EPA’s own research has shown high-octane, low-carbon (HOLC) fuel is needed now to reduce greenhouse gas emissions and improve fuel economy. Given that liquid fuel will continue be used by the transportation sector for decades, it is important that fuels and combustion technologies be matched to further optimize emissions reduction. The use of HOLC fuels, which will be available in the market for all new vehicles by model year 2023, will keep reductions in emissions on an appropriate timetable. For this nation to meet fuel-economy goals that can be expected in 2050, we must begin requiring high-octane gasoline blends now.

Ethanol is available now to provide HOLC fuel at the least cost to consumers. Conventional ethanol is the least-cost octane enhancer, is abundantly available, and is capable of increased volumes immediately. Furthermore, engine technologies to use higher-octane fuels are well understood and available to the auto industry. In fact, infrastructure upgrades are in process now and will support an on-time transition to ethanol-based HOLC fuel by 2023.
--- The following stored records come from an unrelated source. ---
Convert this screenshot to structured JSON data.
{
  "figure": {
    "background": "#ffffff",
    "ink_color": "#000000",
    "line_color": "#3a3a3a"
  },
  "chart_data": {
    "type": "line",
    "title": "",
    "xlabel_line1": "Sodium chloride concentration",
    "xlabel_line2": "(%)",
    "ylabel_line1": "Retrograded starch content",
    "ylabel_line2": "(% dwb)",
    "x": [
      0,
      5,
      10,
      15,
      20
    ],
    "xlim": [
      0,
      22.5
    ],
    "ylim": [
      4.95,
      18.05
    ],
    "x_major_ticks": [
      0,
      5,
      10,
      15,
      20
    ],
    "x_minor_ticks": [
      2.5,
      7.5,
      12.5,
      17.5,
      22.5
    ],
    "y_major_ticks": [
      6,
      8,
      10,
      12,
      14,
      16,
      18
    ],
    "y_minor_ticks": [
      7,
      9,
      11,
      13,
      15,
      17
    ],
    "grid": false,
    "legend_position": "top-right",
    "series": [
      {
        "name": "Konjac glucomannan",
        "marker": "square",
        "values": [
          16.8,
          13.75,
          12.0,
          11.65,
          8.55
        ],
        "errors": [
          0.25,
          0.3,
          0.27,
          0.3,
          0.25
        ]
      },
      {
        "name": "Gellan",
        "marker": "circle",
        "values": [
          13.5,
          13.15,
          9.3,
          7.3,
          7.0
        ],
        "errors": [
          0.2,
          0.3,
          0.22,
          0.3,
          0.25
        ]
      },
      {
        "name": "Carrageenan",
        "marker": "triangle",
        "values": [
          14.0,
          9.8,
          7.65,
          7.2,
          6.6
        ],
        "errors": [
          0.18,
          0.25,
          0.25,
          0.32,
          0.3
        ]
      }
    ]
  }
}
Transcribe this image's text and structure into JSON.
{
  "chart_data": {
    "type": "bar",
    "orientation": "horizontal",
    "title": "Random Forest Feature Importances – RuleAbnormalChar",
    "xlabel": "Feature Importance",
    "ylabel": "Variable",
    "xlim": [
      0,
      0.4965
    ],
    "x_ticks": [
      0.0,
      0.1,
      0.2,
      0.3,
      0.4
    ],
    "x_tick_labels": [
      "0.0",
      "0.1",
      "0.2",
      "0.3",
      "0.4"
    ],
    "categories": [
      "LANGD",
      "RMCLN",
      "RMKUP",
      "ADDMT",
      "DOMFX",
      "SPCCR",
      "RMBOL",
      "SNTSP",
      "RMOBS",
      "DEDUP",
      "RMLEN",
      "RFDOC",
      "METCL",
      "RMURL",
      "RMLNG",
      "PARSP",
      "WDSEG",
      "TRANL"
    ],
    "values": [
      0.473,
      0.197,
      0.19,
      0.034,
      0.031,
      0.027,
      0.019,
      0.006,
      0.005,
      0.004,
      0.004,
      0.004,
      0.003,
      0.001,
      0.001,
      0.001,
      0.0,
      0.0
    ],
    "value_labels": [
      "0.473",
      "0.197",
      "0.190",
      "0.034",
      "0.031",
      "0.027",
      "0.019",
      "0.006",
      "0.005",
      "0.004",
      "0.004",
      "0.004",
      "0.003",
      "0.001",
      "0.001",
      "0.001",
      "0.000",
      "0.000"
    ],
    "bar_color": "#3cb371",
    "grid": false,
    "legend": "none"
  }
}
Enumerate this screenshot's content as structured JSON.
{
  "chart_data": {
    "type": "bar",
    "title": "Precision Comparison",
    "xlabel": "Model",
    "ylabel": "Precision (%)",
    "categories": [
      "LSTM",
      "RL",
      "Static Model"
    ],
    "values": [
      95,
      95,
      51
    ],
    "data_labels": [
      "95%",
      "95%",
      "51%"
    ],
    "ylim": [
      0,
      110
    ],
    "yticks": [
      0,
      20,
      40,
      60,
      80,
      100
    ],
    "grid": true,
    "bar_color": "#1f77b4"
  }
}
Distribution via rail and truck tanks are compatible with growing ethanol demand, while at- station storage (underground storage tanks) have been compatible with ethanol blends up to E100 for many years. The transition of above-ground dispensing equipment to E25-40 compatibility has started and will be capable of supplying fuel to all vehicles that can use it by late 2022. It’s also comforting to know that no major, sweeping federal capital programs are needed or expected.

EPA is required to assure protection of health of Americans at least cost and best value. Given that the agency is charged with achieving the greatest degree of emissions reduction, taking into consideration availability, costs, and lead time of technologies and available fuels, EPA can regulate fuels, vehicles, or both, to achieve these reductions.

SfL urges stakeholders to use this public comment period, which is now set to expire Oct. 26, to demand EPA act to support the adoption of HOLC fuel to enable engine efficiency improvements and emissions reductions. The agency must also update its test methods and environmental assessments of ethanol blended fuels to reflect modern-day conditions and best available science. But most importantly, EPA must remove market barriers – including lifting the ban on E15 summertime sales – to expand the use of ethanol. Embracing the benefits of HOLC fuels using ethanol offers environmental and economic wins, for America’s farmer and U.S. consumers.